Certainly we all noticed foodies in grocery stores, their smart phones loaded with a recipe for tonight’s dinner, hunting the shelves for ingredients listed in the recipe app. And hundreds of cooking apps seemed to rise out of the ether like so much quick-rise yeast on a sugar bender. Many of them are free, including veganyumyum_mobile, ucook, epi (Epicurious recipes) and Betty Crocker Mobile Cookbook.

But traditional cookbooks got some of their own back with the site Eat Your Books, a searchable database of more than 16,000 cookbooks. Membership is by subscription ($25 a year; $50 lifetime), but it means perpetual, mobile access to all of your cookbooks. If you have a beloved text that isn’t in the database yet, you can request that it be added.

9. HOME PRESERVES are the new home gardens

With all that produce filling up their backyards, foodies had to find something to do with it. Home preserves, those staples of the pantry 60 years ago, quickly rose to new heights of D-I-Y coolness.

Thanks to Wisconsin’s “pickle bill,” which allowed for the sale of home preserves by independent cooks at farmers markets, new and interesting preserves and chutneys started appearing around Milwaukee. The pickle bill meant for a lot of extra work for food scientists like Barb Ingham at the UW Extension, who read through hundreds of home-preserves recipes to determine whether the foods would be safely cooked.

Overall the trend to home preserves has inspired adventurous cooks to bring new twists to the old ways.
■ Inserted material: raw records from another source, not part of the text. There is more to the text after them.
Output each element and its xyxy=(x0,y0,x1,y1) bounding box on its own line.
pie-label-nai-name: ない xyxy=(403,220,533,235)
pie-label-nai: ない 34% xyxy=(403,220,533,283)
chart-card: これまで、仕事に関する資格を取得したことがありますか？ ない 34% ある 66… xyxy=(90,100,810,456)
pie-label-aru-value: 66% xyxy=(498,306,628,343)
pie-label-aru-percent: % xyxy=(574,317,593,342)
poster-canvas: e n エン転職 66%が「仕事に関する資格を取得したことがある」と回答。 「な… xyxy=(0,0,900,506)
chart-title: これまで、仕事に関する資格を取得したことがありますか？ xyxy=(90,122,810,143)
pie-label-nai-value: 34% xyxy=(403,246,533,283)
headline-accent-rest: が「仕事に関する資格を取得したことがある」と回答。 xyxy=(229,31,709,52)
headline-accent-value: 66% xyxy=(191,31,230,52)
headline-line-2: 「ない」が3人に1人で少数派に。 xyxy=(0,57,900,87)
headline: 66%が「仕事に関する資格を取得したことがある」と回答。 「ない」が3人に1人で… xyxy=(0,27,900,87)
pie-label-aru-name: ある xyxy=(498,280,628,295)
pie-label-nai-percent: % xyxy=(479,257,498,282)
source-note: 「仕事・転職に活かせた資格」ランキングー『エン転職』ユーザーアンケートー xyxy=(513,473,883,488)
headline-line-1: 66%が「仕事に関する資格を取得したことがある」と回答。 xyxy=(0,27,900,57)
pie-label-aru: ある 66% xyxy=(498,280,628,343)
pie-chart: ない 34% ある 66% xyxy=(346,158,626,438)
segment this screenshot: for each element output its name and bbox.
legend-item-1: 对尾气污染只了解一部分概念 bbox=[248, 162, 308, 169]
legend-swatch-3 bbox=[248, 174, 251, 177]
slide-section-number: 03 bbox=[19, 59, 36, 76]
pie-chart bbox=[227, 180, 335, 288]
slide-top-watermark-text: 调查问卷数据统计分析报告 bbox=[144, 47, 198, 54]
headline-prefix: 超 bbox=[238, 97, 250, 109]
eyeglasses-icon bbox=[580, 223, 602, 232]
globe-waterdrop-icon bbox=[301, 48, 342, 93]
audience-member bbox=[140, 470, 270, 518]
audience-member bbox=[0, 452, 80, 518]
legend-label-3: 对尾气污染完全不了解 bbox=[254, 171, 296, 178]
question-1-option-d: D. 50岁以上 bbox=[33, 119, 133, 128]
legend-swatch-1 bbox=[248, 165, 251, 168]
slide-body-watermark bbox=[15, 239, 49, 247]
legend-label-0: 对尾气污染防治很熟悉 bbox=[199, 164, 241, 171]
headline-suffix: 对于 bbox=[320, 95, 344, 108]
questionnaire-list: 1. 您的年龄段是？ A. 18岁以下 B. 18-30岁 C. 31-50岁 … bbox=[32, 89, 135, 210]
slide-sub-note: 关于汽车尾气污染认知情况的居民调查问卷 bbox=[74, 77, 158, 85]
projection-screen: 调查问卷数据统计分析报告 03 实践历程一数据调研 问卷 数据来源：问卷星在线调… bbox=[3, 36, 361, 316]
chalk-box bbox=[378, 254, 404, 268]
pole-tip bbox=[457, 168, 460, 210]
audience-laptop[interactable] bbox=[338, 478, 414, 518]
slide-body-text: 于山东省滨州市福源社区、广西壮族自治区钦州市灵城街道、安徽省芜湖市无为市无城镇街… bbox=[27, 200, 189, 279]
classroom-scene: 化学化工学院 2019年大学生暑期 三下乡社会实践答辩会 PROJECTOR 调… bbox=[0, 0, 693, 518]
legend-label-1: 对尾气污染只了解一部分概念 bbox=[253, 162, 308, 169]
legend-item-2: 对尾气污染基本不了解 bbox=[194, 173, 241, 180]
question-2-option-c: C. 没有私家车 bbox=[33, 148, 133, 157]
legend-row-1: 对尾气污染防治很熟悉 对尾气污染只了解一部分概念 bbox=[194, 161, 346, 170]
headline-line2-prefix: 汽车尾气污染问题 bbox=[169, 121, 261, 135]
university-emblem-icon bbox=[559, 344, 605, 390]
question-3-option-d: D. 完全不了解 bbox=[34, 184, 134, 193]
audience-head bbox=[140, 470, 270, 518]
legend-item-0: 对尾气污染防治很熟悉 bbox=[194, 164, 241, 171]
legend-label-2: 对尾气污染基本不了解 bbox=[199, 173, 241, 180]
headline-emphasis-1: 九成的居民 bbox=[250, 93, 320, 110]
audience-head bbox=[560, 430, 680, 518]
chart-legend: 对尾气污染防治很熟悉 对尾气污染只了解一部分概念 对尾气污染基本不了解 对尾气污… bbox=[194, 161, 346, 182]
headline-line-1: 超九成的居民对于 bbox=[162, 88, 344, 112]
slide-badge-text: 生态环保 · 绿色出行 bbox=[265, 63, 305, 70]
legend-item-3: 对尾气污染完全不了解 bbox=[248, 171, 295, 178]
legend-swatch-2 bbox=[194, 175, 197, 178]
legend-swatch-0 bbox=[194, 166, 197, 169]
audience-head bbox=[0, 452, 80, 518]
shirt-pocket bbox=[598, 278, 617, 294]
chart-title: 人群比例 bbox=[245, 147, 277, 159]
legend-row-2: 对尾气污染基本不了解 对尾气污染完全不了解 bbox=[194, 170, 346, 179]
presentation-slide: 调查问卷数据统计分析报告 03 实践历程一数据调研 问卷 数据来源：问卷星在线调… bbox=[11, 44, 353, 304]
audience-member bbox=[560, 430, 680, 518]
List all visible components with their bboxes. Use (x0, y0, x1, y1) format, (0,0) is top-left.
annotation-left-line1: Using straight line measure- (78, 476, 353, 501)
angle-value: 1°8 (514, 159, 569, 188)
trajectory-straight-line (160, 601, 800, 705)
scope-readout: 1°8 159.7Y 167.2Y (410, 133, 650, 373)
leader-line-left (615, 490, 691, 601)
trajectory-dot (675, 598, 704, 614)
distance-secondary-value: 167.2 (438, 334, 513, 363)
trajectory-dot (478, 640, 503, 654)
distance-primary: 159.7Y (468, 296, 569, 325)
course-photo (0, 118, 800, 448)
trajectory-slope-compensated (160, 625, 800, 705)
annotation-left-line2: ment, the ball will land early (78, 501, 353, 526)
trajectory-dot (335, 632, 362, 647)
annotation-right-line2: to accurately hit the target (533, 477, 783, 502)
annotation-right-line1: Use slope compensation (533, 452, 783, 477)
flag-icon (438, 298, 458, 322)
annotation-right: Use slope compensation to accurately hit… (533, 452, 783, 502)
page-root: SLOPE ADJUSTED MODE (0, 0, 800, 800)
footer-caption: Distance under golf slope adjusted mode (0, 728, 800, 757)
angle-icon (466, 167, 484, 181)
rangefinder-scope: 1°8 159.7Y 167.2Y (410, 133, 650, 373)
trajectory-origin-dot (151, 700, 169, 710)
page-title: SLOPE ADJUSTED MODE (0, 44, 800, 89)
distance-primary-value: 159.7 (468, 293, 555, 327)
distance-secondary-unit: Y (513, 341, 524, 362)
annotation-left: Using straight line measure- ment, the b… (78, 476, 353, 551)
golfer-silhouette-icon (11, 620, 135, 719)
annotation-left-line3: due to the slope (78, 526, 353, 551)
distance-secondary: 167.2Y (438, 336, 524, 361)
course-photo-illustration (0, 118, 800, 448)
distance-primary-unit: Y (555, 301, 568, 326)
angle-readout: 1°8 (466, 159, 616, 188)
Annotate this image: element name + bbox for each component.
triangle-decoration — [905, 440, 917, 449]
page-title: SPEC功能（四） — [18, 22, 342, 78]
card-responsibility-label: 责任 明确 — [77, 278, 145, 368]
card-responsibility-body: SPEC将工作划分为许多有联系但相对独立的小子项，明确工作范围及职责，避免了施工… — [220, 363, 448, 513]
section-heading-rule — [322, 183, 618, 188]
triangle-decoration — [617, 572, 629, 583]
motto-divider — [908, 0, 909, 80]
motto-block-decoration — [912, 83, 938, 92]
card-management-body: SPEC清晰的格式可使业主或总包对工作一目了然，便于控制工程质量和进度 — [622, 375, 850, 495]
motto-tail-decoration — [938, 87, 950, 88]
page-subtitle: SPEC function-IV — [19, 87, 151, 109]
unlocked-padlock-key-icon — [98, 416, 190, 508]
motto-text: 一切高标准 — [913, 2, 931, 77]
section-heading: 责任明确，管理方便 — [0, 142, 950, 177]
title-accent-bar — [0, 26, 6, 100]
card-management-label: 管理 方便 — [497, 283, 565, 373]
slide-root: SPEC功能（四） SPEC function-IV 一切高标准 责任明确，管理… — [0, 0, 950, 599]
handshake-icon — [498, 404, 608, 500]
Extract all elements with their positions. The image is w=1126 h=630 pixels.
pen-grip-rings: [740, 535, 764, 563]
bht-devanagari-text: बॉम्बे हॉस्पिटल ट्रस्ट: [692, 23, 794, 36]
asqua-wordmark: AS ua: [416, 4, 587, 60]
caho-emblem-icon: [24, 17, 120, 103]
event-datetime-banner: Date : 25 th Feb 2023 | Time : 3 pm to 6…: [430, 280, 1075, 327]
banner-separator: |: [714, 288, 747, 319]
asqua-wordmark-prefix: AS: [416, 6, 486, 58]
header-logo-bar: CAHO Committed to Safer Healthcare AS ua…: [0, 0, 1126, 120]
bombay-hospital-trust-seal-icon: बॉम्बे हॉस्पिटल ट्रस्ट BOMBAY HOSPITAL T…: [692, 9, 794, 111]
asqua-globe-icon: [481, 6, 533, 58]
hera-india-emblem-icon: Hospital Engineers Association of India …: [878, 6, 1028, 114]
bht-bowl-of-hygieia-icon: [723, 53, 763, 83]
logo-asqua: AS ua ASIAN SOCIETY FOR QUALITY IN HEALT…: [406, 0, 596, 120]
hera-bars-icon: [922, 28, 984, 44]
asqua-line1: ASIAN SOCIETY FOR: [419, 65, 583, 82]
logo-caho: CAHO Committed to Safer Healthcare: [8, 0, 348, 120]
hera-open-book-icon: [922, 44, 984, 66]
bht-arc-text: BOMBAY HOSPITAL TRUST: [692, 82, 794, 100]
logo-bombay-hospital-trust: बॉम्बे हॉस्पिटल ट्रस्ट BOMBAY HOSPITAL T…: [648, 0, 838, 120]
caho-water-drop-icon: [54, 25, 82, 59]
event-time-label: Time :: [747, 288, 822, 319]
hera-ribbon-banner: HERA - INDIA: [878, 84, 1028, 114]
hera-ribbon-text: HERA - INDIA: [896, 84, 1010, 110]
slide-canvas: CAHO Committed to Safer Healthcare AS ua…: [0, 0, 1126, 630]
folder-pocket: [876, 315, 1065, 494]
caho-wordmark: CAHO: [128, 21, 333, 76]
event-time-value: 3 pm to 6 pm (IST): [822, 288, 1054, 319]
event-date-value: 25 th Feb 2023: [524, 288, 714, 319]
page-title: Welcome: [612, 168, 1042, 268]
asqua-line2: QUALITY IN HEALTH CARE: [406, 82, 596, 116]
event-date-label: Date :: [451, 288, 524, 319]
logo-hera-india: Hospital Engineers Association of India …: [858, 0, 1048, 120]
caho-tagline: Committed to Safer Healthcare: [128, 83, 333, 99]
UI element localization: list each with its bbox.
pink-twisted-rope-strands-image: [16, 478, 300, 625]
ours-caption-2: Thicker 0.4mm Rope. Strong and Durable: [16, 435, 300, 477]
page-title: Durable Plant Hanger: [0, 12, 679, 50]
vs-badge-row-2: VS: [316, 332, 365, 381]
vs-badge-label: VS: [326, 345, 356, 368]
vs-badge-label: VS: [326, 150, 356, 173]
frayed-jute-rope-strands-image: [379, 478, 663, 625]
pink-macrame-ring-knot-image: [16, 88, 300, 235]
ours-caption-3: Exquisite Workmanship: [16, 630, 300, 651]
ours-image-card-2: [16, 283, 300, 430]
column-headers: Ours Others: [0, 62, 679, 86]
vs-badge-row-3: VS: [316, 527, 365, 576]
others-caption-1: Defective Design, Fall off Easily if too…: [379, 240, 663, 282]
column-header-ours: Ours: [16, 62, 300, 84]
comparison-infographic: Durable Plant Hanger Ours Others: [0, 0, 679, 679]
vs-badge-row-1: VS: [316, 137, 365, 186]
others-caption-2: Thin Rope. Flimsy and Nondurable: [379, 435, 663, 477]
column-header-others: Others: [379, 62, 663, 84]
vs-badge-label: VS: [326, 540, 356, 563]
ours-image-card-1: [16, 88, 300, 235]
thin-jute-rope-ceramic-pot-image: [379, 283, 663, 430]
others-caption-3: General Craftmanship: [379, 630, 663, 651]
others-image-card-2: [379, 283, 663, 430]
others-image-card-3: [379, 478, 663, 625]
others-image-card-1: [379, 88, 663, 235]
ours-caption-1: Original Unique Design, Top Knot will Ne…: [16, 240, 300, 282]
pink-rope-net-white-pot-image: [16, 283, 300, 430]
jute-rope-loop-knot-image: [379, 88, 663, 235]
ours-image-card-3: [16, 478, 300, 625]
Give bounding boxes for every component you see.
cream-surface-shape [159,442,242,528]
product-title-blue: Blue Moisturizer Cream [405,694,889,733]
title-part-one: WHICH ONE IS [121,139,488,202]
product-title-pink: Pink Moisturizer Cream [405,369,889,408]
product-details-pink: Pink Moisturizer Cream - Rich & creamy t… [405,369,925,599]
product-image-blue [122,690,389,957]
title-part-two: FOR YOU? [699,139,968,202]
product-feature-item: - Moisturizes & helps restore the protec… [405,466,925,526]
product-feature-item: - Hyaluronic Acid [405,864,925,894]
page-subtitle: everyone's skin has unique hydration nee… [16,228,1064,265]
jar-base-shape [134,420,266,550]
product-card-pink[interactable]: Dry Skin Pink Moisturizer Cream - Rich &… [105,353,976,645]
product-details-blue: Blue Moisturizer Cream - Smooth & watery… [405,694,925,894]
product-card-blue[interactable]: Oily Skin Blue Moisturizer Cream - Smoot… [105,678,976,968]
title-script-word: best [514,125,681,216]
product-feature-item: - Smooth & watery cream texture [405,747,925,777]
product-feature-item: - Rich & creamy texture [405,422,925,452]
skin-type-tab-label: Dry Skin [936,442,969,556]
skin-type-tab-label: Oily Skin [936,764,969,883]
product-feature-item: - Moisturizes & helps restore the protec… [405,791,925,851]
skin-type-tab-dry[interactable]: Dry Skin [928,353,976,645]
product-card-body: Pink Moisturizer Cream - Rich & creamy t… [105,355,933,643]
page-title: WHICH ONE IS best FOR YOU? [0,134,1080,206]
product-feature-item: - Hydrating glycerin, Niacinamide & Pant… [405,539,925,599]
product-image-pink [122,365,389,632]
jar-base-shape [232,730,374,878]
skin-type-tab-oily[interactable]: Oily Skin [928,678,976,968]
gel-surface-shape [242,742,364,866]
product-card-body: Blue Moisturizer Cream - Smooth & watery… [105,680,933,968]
Lianna Krissof’s “Canning for a New Generation,” is one example of a 2010 cookbook that breathed new life into a time-honored tradition.

UW Extension publishes several free guides and recipe booklets for safe home canning, which are available online.

10. GLUTEN-FREE is the new nut-free

2010 was the year many eaters sought liberation from the binds of gluten, that protein compound found in wheat and wheat-related species such as barley and rye, which makes bread chewy.

For several years in a row, nut-sensitivity was the allergy to watch. But in 2010, every other cookbook that arrived in the mailboxes of food journalists seemed to have “gluten-free” in the title.

Many of these were in response to a medical trend identified by allergists around the middle of 2009. Gluten sensitivity (of one type or another) was regarded as among the most overlooked maladies affecting Americans.

It is estimated that 1 in 133 Americans has celiac disease, an autoimmune disorder (not an allergy) that includes a severe reaction to gluten. There is an even higher incidence of gluten sensitivity.

People who have problems with gluten suffer from symptoms that include stomach upset, weight change, painful rashes and asthma.

And unlike nuts, which are obvious in most foods, gluten can be a hidden ingredient lurking in unexpected applications, such as commercially produced ice creams and ketchups.